Would he do a quick interview? He would! I was proud of the scoop back-of-my-head photo that appeared in almost every Sayers news story in subsequent months. I wish I had put more product in my hair.
On good terms
“Is Tim Wilson a moderate?” a colleague asked the other day.
“Not after he read my 2000-word profile on him,” came my reply.
The “Lunch With” interview, during which we were ambushed by an irate non-Liberal voter, came shortly after Wilson’s unique federal election achievement as a Liberal candidate who won a federal seat off a teal independent, Zoe Daniel.
The piece, written in between filing CBD columns, was one of my best read and generated 11 texts in 4½ hours – and that was just from Wilson himself.
The profile was certainly profile building, and now Wilson is shadow treasurer. Tim and I get along fine.
Daniel had been a beloved ABC correspondent before entering politics, but not by everyone, as I found out a few years earlier at a journalism awards ceremony.
“Let me tell you about Zoe Daniel,” a possibly inebriated senior ABC correspondent said in forthright terms.
They didn’t get the chance. A hand appeared seemingly out of nowhere, clamped itself over the open mouth and dragged its owner away through the crowd.
I remained none the wiser.
Later that night more feedback came in the form of a bear hug/headlock combo administered by reporter Seb Costello, then working for Nine, whose adventures as a foreign correspondent had been chronicled by me in my previous incarnation as a media diarist.
“You haven’t been very nice to me,” said Costello, son of the then Nine chair, former Liberal politician Peter Costello.
Objectively, this was true. “Don’t worry,” he said, releasing me. “I’m pretty hard to sack.” Seb and I get along fine.
Thanks for the tips
Thank yous: the readers, the editors, the lawyers, our late and much-missed cartoonist John Shakespeare, fellow CBD columnists – old and new – Samantha Hutchinson, Kishor Napier-Raman, John Buckley – and anyone else who ever helped out and gave us a tip.
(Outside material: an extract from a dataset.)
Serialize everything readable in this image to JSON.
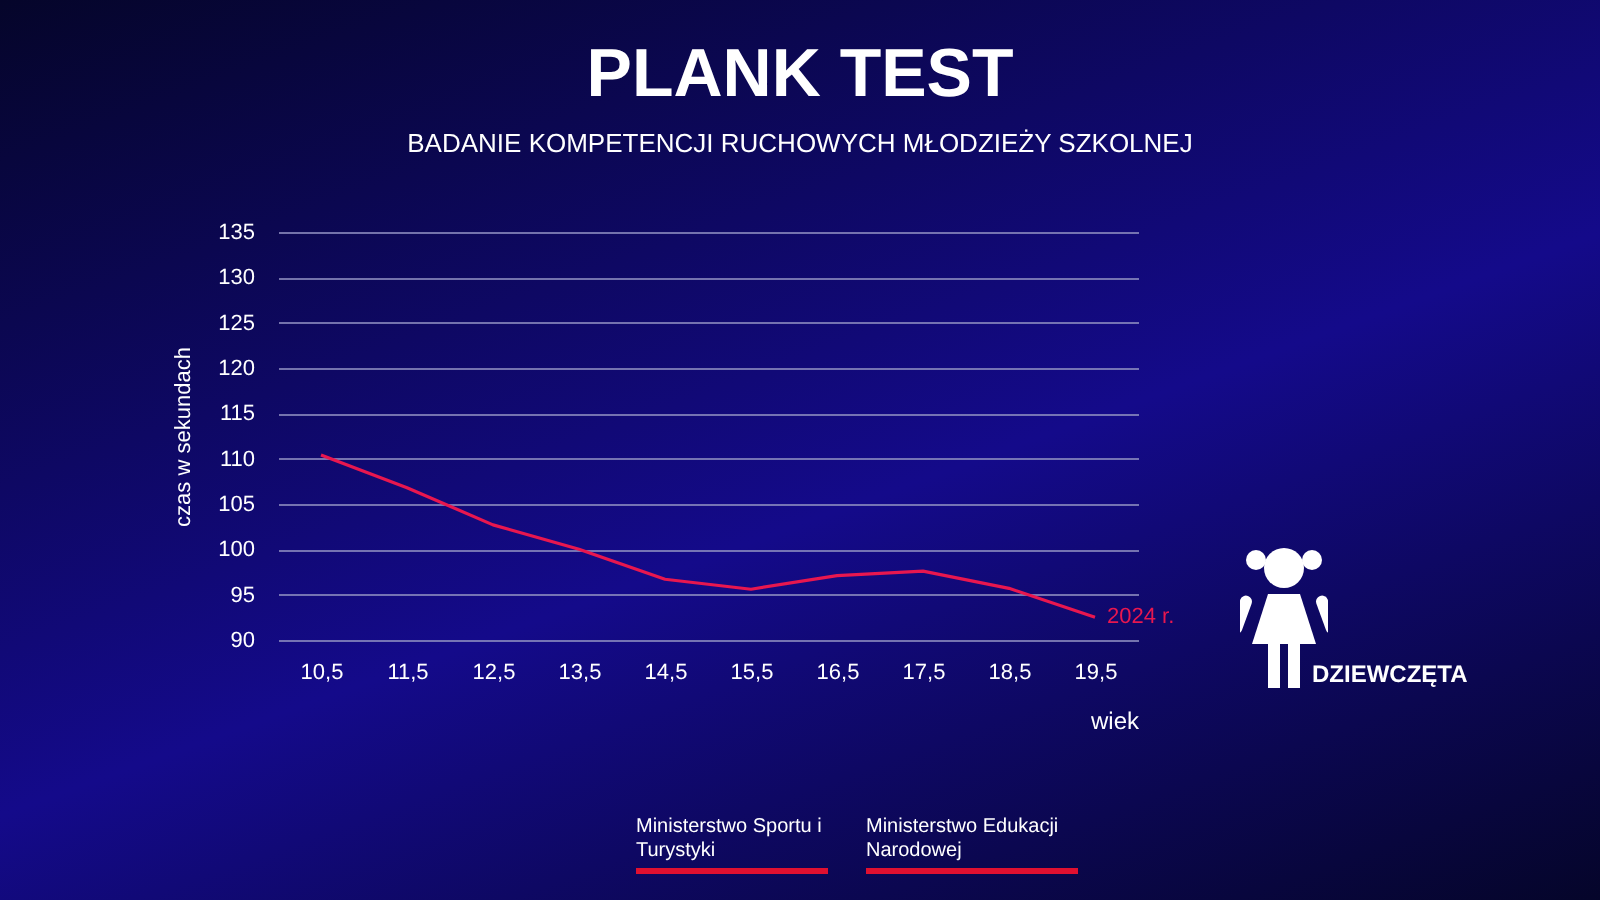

Thank goodness for Jewel Topsfield, long-time queen of the Age newsroom who has since moved overseas. Mutual friends urged me to befriend her. I invited her out for a coffee. She was a bit reticent. Age shyness, I thought to myself.
Jewel and I got along famously.
It was only two years later at my 50th birthday in front of all my friends that she gave a speech about one of my old media columns, headlined “Jewel tarnished”, which slagged her off for writing some “silly woke tweets”.
I had completely forgotten about it. She had not, and chose the best time to reveal it, for maximum effect.
“It taught me not to take things personally,” she told me afterwards. Jewel and I are on very good terms.
So that’s it from me. CBD will continue – new columnist Fiona Byrne joins John Buckley next week. I am off to reinvent myself in another part of the newsroom, far from the eyeline of the newsdesk as The Age’s special correspondent.
After spending years distilling the activities of bold-faced names into items of 300 words, in my new gig, I’m not getting out of bed for fewer than 2000 words.